Moderatorin: Wenn man jetzt von einer erfolgreichen Therapie redet, also erfolgreich therapiert wurde: Wie hoch ist die Rückfallquote? Ist es möglich, dass die Person wieder einen Rückfall erleidet? Oder ist die Chance gross, dass sie wieder in die Aufwärtsspirale kommt?

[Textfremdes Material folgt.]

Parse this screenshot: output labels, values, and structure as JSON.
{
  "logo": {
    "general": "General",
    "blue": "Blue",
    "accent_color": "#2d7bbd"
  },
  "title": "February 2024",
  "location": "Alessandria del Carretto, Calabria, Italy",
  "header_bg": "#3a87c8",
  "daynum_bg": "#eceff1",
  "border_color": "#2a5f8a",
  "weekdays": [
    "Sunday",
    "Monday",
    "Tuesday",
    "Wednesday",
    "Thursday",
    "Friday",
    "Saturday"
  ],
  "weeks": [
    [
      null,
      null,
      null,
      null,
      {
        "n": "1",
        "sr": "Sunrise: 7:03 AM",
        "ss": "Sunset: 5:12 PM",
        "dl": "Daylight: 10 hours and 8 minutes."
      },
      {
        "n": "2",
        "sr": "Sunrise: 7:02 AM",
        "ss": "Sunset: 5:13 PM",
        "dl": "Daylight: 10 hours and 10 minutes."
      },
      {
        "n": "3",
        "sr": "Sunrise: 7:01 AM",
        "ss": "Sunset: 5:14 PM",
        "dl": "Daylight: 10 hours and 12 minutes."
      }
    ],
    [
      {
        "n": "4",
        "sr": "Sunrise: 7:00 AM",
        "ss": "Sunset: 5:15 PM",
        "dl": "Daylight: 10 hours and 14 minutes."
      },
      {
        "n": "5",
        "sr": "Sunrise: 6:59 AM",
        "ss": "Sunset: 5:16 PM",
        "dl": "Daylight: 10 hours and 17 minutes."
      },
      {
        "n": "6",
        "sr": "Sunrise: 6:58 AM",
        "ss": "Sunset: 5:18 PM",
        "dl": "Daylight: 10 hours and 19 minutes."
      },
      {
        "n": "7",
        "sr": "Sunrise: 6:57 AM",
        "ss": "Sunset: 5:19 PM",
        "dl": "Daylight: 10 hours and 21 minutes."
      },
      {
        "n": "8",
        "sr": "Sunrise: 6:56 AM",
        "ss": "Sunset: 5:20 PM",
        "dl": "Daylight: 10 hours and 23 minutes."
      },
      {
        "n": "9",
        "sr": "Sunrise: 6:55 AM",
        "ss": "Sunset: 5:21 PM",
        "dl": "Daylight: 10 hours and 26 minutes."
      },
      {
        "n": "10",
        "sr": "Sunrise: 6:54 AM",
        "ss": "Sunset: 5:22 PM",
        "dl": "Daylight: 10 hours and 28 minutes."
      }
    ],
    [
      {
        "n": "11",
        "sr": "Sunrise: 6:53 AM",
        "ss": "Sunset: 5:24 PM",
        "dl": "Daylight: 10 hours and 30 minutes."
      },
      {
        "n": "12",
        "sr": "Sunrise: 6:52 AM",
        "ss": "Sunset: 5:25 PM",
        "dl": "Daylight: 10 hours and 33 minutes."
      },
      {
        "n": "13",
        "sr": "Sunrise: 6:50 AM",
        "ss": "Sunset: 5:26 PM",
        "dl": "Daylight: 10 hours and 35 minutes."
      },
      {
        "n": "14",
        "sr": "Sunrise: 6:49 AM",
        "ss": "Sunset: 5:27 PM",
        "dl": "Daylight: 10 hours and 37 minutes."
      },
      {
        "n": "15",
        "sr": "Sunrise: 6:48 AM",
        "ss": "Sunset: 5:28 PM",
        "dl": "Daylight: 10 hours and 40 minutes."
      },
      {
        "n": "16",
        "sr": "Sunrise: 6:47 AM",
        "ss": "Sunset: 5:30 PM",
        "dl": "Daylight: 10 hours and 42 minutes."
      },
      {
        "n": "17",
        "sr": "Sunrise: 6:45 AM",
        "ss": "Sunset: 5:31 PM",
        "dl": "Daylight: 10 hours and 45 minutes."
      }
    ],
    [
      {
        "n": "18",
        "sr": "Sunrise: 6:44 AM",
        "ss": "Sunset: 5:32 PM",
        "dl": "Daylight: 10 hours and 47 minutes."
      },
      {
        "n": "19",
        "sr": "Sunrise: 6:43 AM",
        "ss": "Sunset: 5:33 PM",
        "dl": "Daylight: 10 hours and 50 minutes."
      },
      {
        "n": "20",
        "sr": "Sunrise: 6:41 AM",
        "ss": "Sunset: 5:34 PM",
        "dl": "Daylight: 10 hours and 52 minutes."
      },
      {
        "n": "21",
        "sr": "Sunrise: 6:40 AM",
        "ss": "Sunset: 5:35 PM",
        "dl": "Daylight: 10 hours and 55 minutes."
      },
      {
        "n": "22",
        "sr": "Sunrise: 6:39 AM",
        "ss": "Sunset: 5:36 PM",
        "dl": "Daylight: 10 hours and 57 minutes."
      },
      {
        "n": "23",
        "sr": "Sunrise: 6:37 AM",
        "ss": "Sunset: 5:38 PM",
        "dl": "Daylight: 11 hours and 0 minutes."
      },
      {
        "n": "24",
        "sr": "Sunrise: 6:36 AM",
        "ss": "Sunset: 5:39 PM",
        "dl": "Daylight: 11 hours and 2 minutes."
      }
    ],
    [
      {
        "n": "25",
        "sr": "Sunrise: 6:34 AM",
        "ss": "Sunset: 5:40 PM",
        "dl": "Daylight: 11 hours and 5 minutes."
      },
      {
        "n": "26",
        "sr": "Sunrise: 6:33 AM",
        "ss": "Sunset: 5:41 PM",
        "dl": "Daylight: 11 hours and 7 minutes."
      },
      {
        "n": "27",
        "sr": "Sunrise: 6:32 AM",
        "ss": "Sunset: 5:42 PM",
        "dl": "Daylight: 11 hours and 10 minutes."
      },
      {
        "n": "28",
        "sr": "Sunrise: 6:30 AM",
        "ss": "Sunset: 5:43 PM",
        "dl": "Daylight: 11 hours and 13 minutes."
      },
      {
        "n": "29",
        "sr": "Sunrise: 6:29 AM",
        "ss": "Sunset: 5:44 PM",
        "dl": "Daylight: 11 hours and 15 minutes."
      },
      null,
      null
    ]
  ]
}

Dr. Peiler: Das Ziel ist natürlich – wenn die Depression erfolgreich überstanden hat –, dass man sie nicht wieder bekommt. Das macht die Prophylaxe um so wichtiger. Wenn wir von einer klassischen Depression sprechen, ist das Risiko eines Rückfalls schon bei 50 bis 75 Prozent, also gar nicht so gering. 15 bis 20 Prozent der Depressionen entwickeln sich sogar zu einer chronischen Depression, sodass sie nie wirklich weggeht. Wenn man also eine erste Depression hat, ist es umso wichtiger, dass man langfristig sein Leben darauf einrichtet, darauf zu achten, die eigene Belastbarkeit aufrecht zu erhalten. So ist man widerstandsfähiger. Es geht darum, längerfristig zu lernen, mit dem Stress, den ich in unserem Leben nicht vermeiden kann, so umzugehen, dass ich mich schütze.

Moderatorin: Vielen herzlichen Dank Peter für die interessanten Informationen und dass Du beim Power Boost Podcast dabei warst. Einen schönen Tag wünsche ich Dir.